Grounded: How Overzealous Antitrust Efforts Took Down America’s Most Affordable Airline
It’s about to be prime vacation season, yet many families can’t even drive to the beach as gas prices continue to creep. And now, flying too is likely to cost even more.
Spirit Airlines, the country’s most affordable airline, just shut down.
Like so many businesses right now, Spirit couldn't survive the spiking fuel costs stemming from the war in Iran. However, the situation was not helped by prior ill-advised antitrust legislation.
The TLDR: In January 2024, the Department of Justice blocked JetBlue's $3.8 billion acquisition of Spirit, arguing that the deal would reduce competition and harmbudget-conscious travelers by eliminating competition. Within months, Spirit filed for bankruptcy. By August 2025, it filed again. This month, the airline ultimately folded—the first major U.S. airline shutdown in 25 years.
The fallout of this is significant. The shutdown leaves 17,000 full- and part-time Spirit employees out of a job, and tens of thousands of customers without flights.
For many of these customers, rebooking isn’t a viable option. Spirit’s low-cost model (cheap base fares, fees for everything else) was specifically developed to put air travel within reach of Americans who couldn't otherwise afford it. For many, the price gap between a Spirit ticket and a legacy carrier is the difference between a trip happening and it not happening at all.
In trying to drive down prices for customers, regulators may have inadvertently contributed to one of the only affordable options no longer being an option. The state of the national economy, geopolitical pressures, and skyrocketing fuel prices certainly have a big role to play here, but the Spirit story should make us look carefully at a concerning shift in antitrust enforcement that’s playing out at the state level too.
In California, the COMPETE Act would significantly expand the state's antitrust statute — opening the floodgates to waves of private lawsuits against small and mid-sized businesses simply trying to grow or change ownership who don’t have the capital or resources to fend them off.
In New York, the Twenty-First Century Antitrust Act would set a far lower and poorly defined liability bar, similarly unleashing class action litigation on Main Street businesses across the state.
The Bigger Picture
These proposals are well-intentioned, but sadly miss the mark. Competition is supposed to benefit consumers and small businesses – however, overly aggressive antitrust enforcement often does the opposite, hitting hardest the businesses least equipped to absorb the fallout and the employees who depend on them. This has ripple effects that would extend across the economy – impacting workers, wages, and costs.

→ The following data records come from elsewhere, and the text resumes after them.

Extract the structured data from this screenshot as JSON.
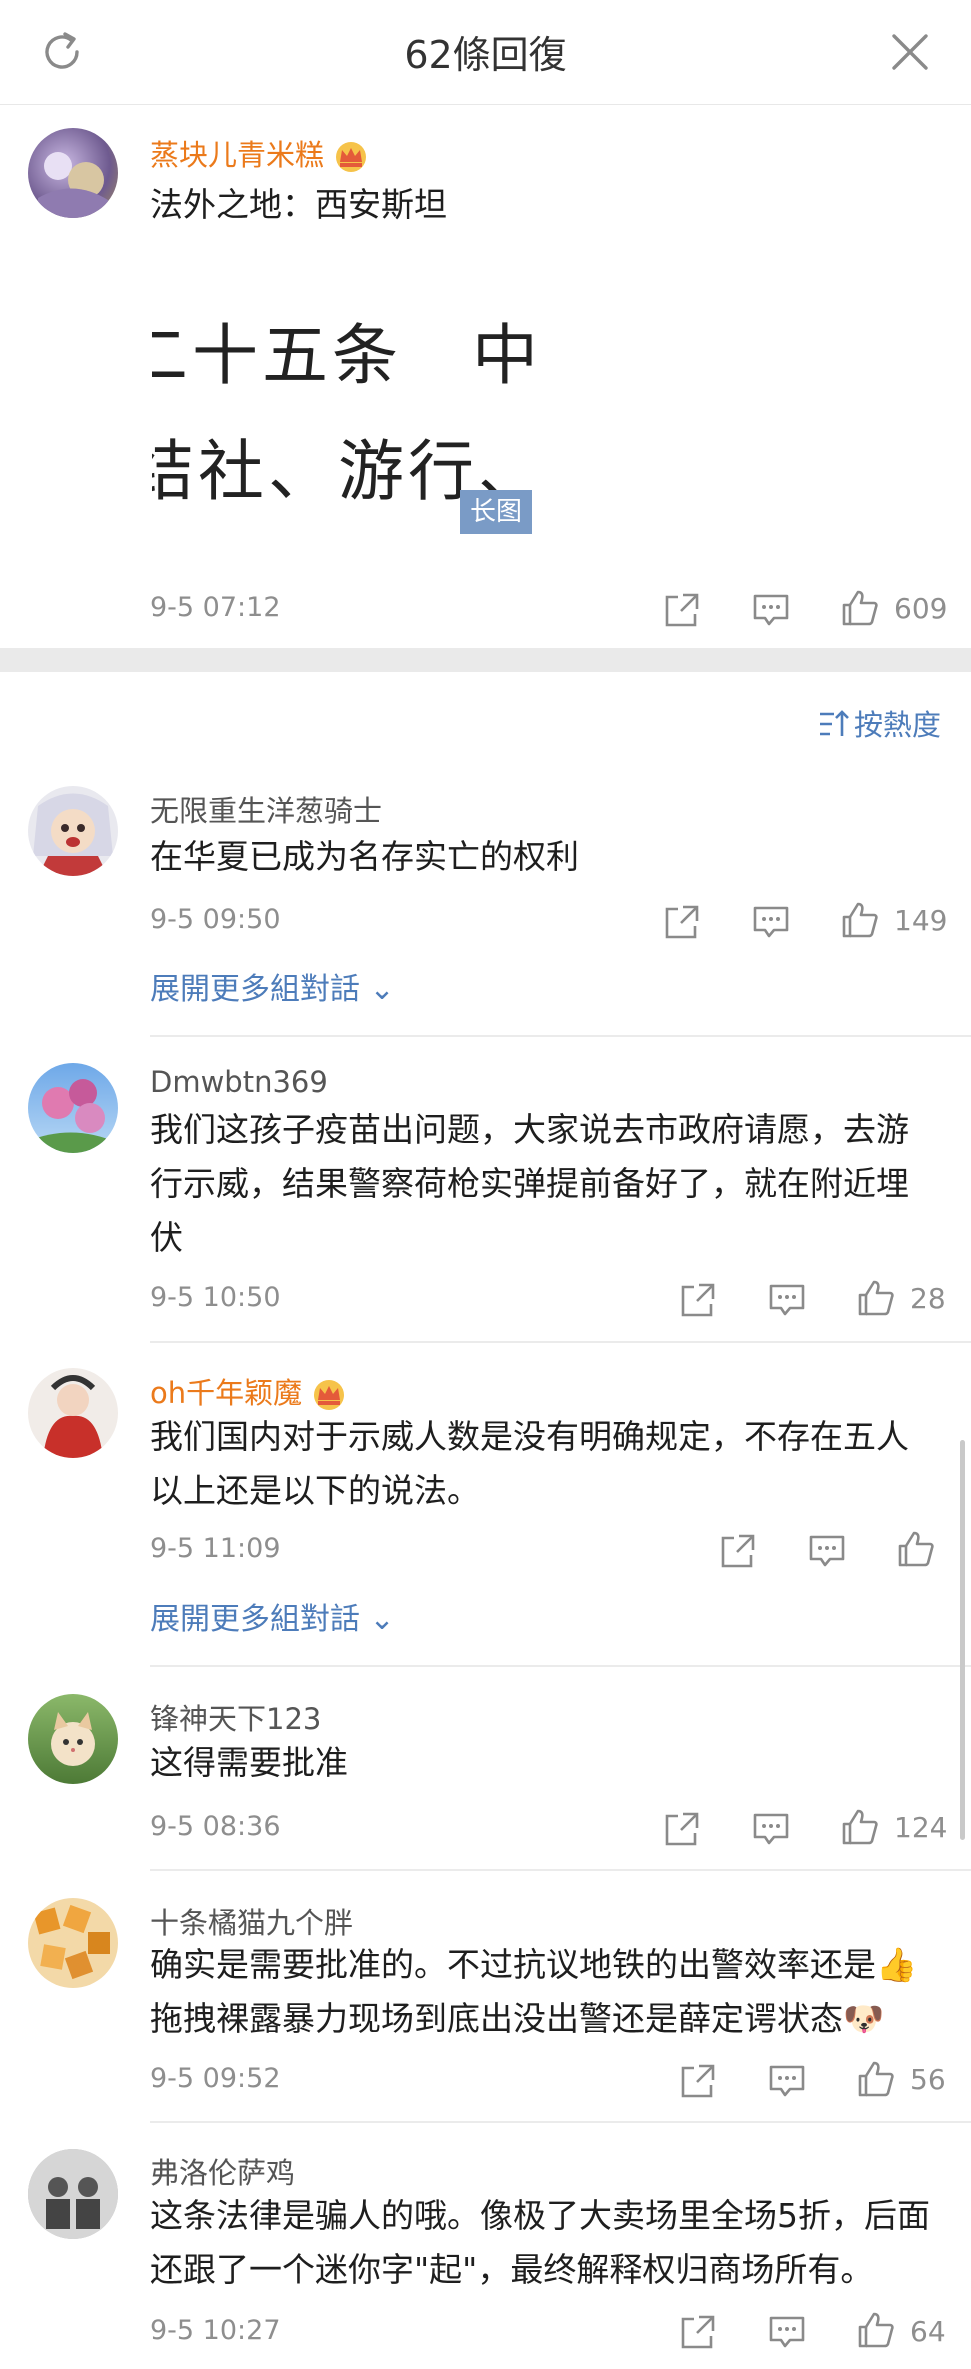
{
  "header": {
    "title": "62條回復"
  },
  "op": {
    "name": "蒸块儿青米糕",
    "text": "法外之地：西安斯坦",
    "image_line1": "二十五条　中华人",
    "image_line2": "结社、游行、示威",
    "image_badge": "长图",
    "time": "9-5 07:12",
    "likes": "609"
  },
  "sort_label": "按熱度",
  "comments": [
    {
      "name": "无限重生洋葱骑士",
      "lines": [
        "在华夏已成为名存实亡的权利"
      ],
      "time": "9-5 09:50",
      "likes": "149",
      "expand": "展開更多組對話"
    },
    {
      "name": "Dmwbtn369",
      "lines": [
        "我们这孩子疫苗出问题，大家说去市政府请愿，去游",
        "行示威，结果警察荷枪实弹提前备好了，就在附近埋",
        "伏"
      ],
      "time": "9-5 10:50",
      "likes": "28"
    },
    {
      "name": "oh千年颖魔",
      "lines": [
        "我们国内对于示威人数是没有明确规定，不存在五人",
        "以上还是以下的说法。"
      ],
      "time": "9-5 11:09",
      "likes": "",
      "expand": "展開更多組對話"
    },
    {
      "name": "锋神天下123",
      "lines": [
        "这得需要批准"
      ],
      "time": "9-5 08:36",
      "likes": "124"
    },
    {
      "name": "十条橘猫九个胖",
      "lines": [
        "确实是需要批准的。不过抗议地铁的出警效率还是👍",
        "拖拽裸露暴力现场到底出没出警还是薛定谔状态🐶"
      ],
      "time": "9-5 09:52",
      "likes": "56"
    },
    {
      "name": "弗洛伦萨鸡",
      "lines": [
        "这条法律是骗人的哦。像极了大卖场里全场5折，后面",
        "还跟了一个迷你字\"起\"，最终解释权归商场所有。"
      ],
      "time": "9-5 10:27",
      "likes": "64"
    }
  ],
  "colors": {
    "vip_name": "#eb7a1b",
    "link": "#4d7cba",
    "muted": "#8e8e8e"
  },
  "icons": [
    "refresh-icon",
    "close-icon",
    "crown-icon",
    "share-icon",
    "comment-icon",
    "like-icon",
    "sort-icon"
  ]
}
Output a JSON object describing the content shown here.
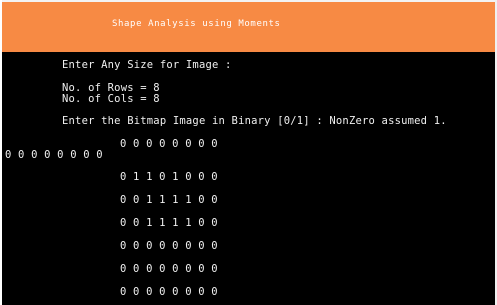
{
  "window": {
    "title": "Shape Analysis using Moments",
    "colors": {
      "title_bar": "#f78a44",
      "console_bg": "#000000",
      "text": "#f0f0f0"
    }
  },
  "console": {
    "prompt_size": "Enter Any Size for Image :",
    "rows_line": "No. of Rows = 8",
    "cols_line": "No. of Cols = 8",
    "bitmap_prompt": "Enter the Bitmap Image in Binary [0/1] : NonZero assumed 1.",
    "matrix_rows": [
      "0 0 0 0 0 0 0 0",
      "0 0 0 0 0 0 0 0",
      "0 1 1 0 1 0 0 0",
      "0 0 1 1 1 1 0 0",
      "0 0 1 1 1 1 0 0",
      "0 0 0 0 0 0 0 0",
      "0 0 0 0 0 0 0 0",
      "0 0 0 0 0 0 0 0"
    ]
  }
}
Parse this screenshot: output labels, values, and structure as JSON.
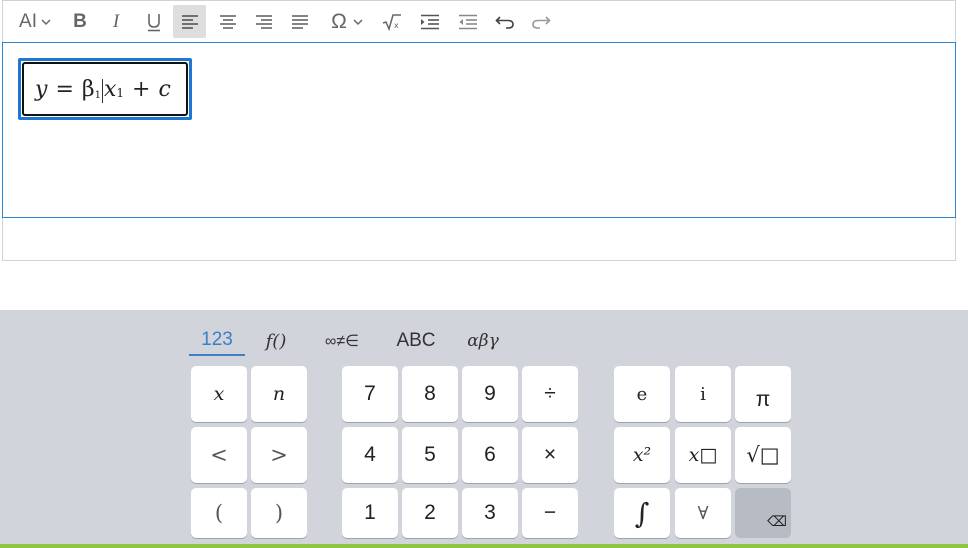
{
  "toolbar": {
    "font_size_label": "AI",
    "items": [
      {
        "name": "font-size-button",
        "icon": "font-size-icon"
      },
      {
        "name": "bold-button",
        "icon": "bold-icon",
        "label": "B"
      },
      {
        "name": "italic-button",
        "icon": "italic-icon",
        "label": "I"
      },
      {
        "name": "underline-button",
        "icon": "underline-icon",
        "label": "U"
      },
      {
        "name": "align-left-button",
        "icon": "align-left-icon",
        "active": true
      },
      {
        "name": "align-center-button",
        "icon": "align-center-icon"
      },
      {
        "name": "align-right-button",
        "icon": "align-right-icon"
      },
      {
        "name": "justify-button",
        "icon": "justify-icon"
      },
      {
        "name": "special-char-button",
        "icon": "omega-icon",
        "label": "Ω"
      },
      {
        "name": "equation-button",
        "icon": "sqrt-icon"
      },
      {
        "name": "indent-button",
        "icon": "indent-icon"
      },
      {
        "name": "outdent-button",
        "icon": "outdent-icon"
      },
      {
        "name": "undo-button",
        "icon": "undo-icon"
      },
      {
        "name": "redo-button",
        "icon": "redo-icon"
      }
    ]
  },
  "editor": {
    "equation": {
      "y": "y",
      "equals": "=",
      "beta": "β",
      "beta_sub": "1",
      "x": "x",
      "x_sub": "1",
      "plus": "+",
      "c": "c"
    }
  },
  "keyboard": {
    "tabs": [
      "123",
      "f()",
      "∞≠∈",
      "ABC",
      "αβγ"
    ],
    "active_tab": "123",
    "rows": [
      [
        "x",
        "n",
        "7",
        "8",
        "9",
        "÷",
        "e",
        "i",
        "π"
      ],
      [
        "<",
        ">",
        "4",
        "5",
        "6",
        "×",
        "x²",
        "x□",
        "√□"
      ],
      [
        "(",
        ")",
        "1",
        "2",
        "3",
        "−",
        "∫",
        "∀",
        "⌫"
      ]
    ],
    "accent_color": "#3b7fc4"
  }
}
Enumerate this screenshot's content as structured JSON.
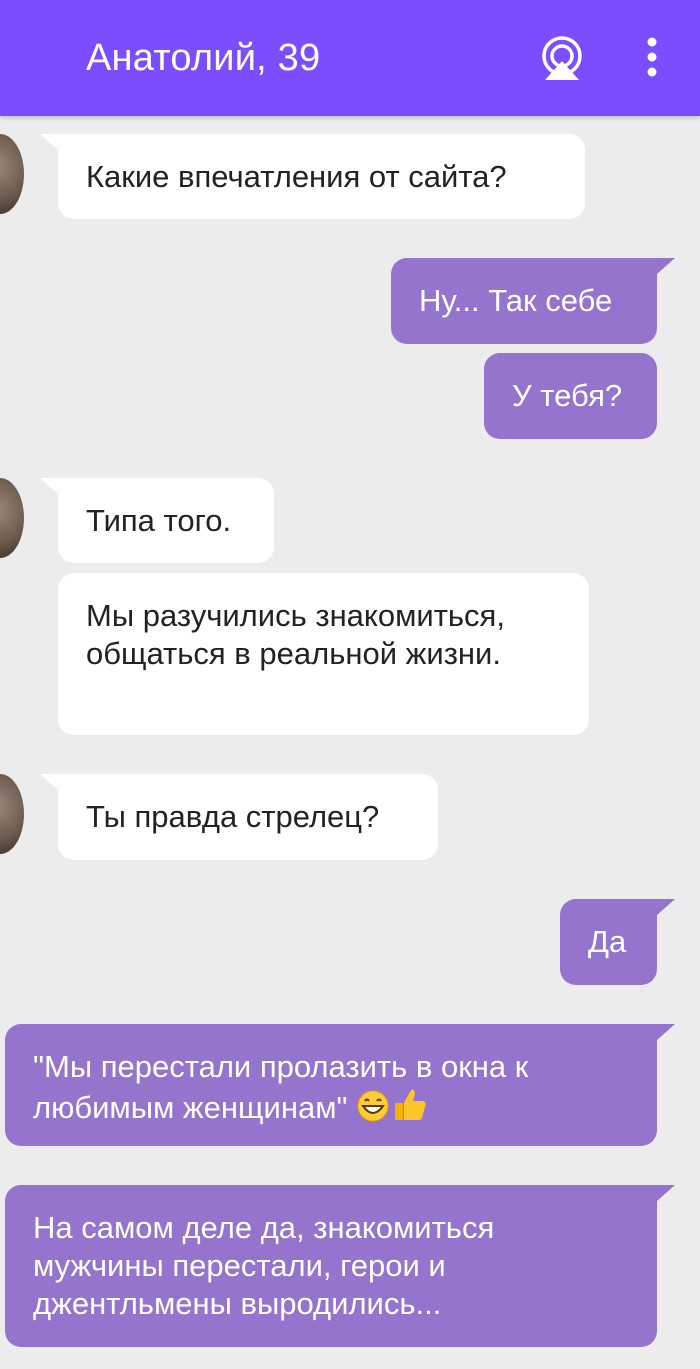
{
  "header": {
    "title": "Анатолий, 39",
    "icons": [
      "cast-icon",
      "more-vertical-icon"
    ],
    "color": "#7b4dff"
  },
  "chat": {
    "colors": {
      "incoming": "#ffffff",
      "outgoing": "#9474cc",
      "background": "#ececec"
    },
    "messages": [
      {
        "from": "other",
        "text": "Какие впечатления от сайта?"
      },
      {
        "from": "me",
        "text": "Ну... Так себе"
      },
      {
        "from": "me",
        "text": "У тебя?"
      },
      {
        "from": "other",
        "text": "Типа того."
      },
      {
        "from": "other",
        "text": "Мы разучились знакомиться, общаться в реальной жизни."
      },
      {
        "from": "other",
        "text": "Ты правда стрелец?"
      },
      {
        "from": "me",
        "text": "Да"
      },
      {
        "from": "me",
        "text": "\"Мы перестали пролазить в окна к любимым женщинам\"",
        "emojis": [
          "grinning-face-icon",
          "thumbs-up-icon"
        ]
      },
      {
        "from": "me",
        "text": "На самом деле да, знакомиться мужчины перестали, герои и джентльмены выродились..."
      }
    ]
  }
}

It drives up prices. Vague liability standards create uncertainty for businesses, and when businesses can't plan around clear rules, they reconsider their investments in certain states or even increase costs to consumers.
It kills innovation. Overly broad, ideological antitrust enforcement discourages investment and growth, hitting smaller businesses hardest as they lack the capacity to absorb the added risk.
It accelerates the very consolidation it tries to prevent. When smaller players can't merge or scale, they’re more likely to disappear altogether.
The numbers don’t lie. An economic analysis of New York’s Twenty-First Century Antitrust Act bill suggests it would result in a 1% GDP loss — $20 billion — as well as the loss of 58,000 jobs in the first year alone. And a similar study of California’s COMPETE Act found the legislation could reduce California’s gross domestic product by $1 trillion and eliminate 1.6 million jobs over 10 years.
This demonstrates the paradox of overreach: heavy-handed antitrust enforcement, designed to bring prices down, ends up damaging the pro-affordability cause through job losses, chilled investment, and market uncertainty.
The Bottom Line
Americans are already dealing with an affordability crisis that’s only getting worse. Lawmakers across the country should be focused on bringing forward policies that make it easier for businesses to grow, compete, and thrive, not harder.
Antitrust enforcement should focus on real, evidence-based consumer harm, not be treated as a blunt ideological instrument that diminishes competition and drives business away. Meanwhile, policymakers should focus on policies that actually bring prices down – recent moves to clear burdensome regulations hindering business owners in New York or cut red tape on critical building projects in California are great examples.
Policymakers don't have to choose between protecting consumers and letting markets work, but they do need to make sure that policies intended to lower costs for us all aren’t having the opposite effect.